В философской автобиографии «Самопознание» Н.Бердяев позже писал:

«С коммунизмом я вел не политическую, а духовную борьбу против его духа, против его вражды к духу... Русская революция была так же концом русской интеллигенции. Русская революция отнеслась с черной неблагодарностью к русской интеллигенции, которая ее подготовила, она ее преследовала и низвер­гала в бездну»..

Против необоснованного административного произвола в отношении ин­теллигенции выступил тогда М.Горький. В письме к А.Рыкову он с болью пи­сал: «За время революции я тысячекратно указывал Советской власти на бес­смыслие и преступность истребления интеллигенции в нашей безграмотной и некультурной стране».

Репрессивная политика Советской власти и партии большевиков находилась в противоречии с тем, что провозглашалась ранее Лениным как «новый курс» в отношении «буржуазных спецов», «союз науки и демократии». Еще в декабре 1918 г. он говорил, что «мы достаточно сильны теперь, чтобы не бояться ничего. Мы всех переварим. Они вот нас не переварят». Однако уже после окончания гражданской войны получилось так, что Ленин и большевики побоялись инакомыслия со стороны интеллигенции, которая, по словам Бердяева, и не являлась «антисоциалистической», а просто отстаивала «принцип духовной свободы».

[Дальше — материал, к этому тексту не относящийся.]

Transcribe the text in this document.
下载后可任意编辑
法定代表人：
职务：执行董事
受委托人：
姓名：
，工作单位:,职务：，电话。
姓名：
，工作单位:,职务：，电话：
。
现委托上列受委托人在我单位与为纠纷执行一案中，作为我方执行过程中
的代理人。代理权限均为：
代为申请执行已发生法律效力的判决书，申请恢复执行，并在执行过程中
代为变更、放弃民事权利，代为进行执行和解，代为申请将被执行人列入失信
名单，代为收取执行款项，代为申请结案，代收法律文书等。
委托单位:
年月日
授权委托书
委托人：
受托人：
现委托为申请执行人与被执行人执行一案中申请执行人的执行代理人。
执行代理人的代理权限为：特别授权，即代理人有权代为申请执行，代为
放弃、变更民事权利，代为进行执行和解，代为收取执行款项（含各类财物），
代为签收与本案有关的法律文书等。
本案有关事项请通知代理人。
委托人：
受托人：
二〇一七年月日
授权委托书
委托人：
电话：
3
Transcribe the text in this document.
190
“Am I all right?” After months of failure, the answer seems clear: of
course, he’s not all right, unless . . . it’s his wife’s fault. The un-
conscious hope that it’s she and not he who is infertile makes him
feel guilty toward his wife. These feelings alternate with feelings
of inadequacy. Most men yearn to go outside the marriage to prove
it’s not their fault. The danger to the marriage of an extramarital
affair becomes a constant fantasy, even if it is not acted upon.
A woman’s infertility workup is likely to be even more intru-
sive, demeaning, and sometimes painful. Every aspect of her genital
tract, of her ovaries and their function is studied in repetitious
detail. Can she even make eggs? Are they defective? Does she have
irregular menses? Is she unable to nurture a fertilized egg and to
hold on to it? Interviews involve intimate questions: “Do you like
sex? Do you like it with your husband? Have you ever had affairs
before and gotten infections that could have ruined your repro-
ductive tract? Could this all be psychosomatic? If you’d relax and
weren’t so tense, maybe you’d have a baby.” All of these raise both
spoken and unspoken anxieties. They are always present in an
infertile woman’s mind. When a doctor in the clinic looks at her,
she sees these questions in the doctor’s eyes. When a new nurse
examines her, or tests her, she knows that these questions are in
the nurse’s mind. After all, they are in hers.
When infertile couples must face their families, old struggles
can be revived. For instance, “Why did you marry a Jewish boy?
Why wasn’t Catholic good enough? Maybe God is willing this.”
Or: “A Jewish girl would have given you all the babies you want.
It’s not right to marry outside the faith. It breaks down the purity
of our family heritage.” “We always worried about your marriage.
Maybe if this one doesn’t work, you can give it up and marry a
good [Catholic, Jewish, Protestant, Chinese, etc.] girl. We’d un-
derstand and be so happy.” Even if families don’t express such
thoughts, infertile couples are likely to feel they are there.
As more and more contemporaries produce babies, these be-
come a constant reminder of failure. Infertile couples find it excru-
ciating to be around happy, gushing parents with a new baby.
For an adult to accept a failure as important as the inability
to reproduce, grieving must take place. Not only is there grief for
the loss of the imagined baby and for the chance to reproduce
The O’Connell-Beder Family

Заключая эту тему, важно отметить, что после смерти Ленина враждебные взгляды по отношению к интеллигенции еще больше стали насаждаться в стра­не. Как отмечала И. К. Крупская в июле 1925 г. «вопрос об интеллигенции по-прежнему стоит особенно остро», потому что широкие слои рабочих и крестьян отождествляют интеллигенцию с крупными помещиками и буржуазией. Только Крупская упустила такой важный фактор, как влияние большевистской пропа­ганды на формирование у рабочих и крестьян указанных представлений об ин­теллигенции.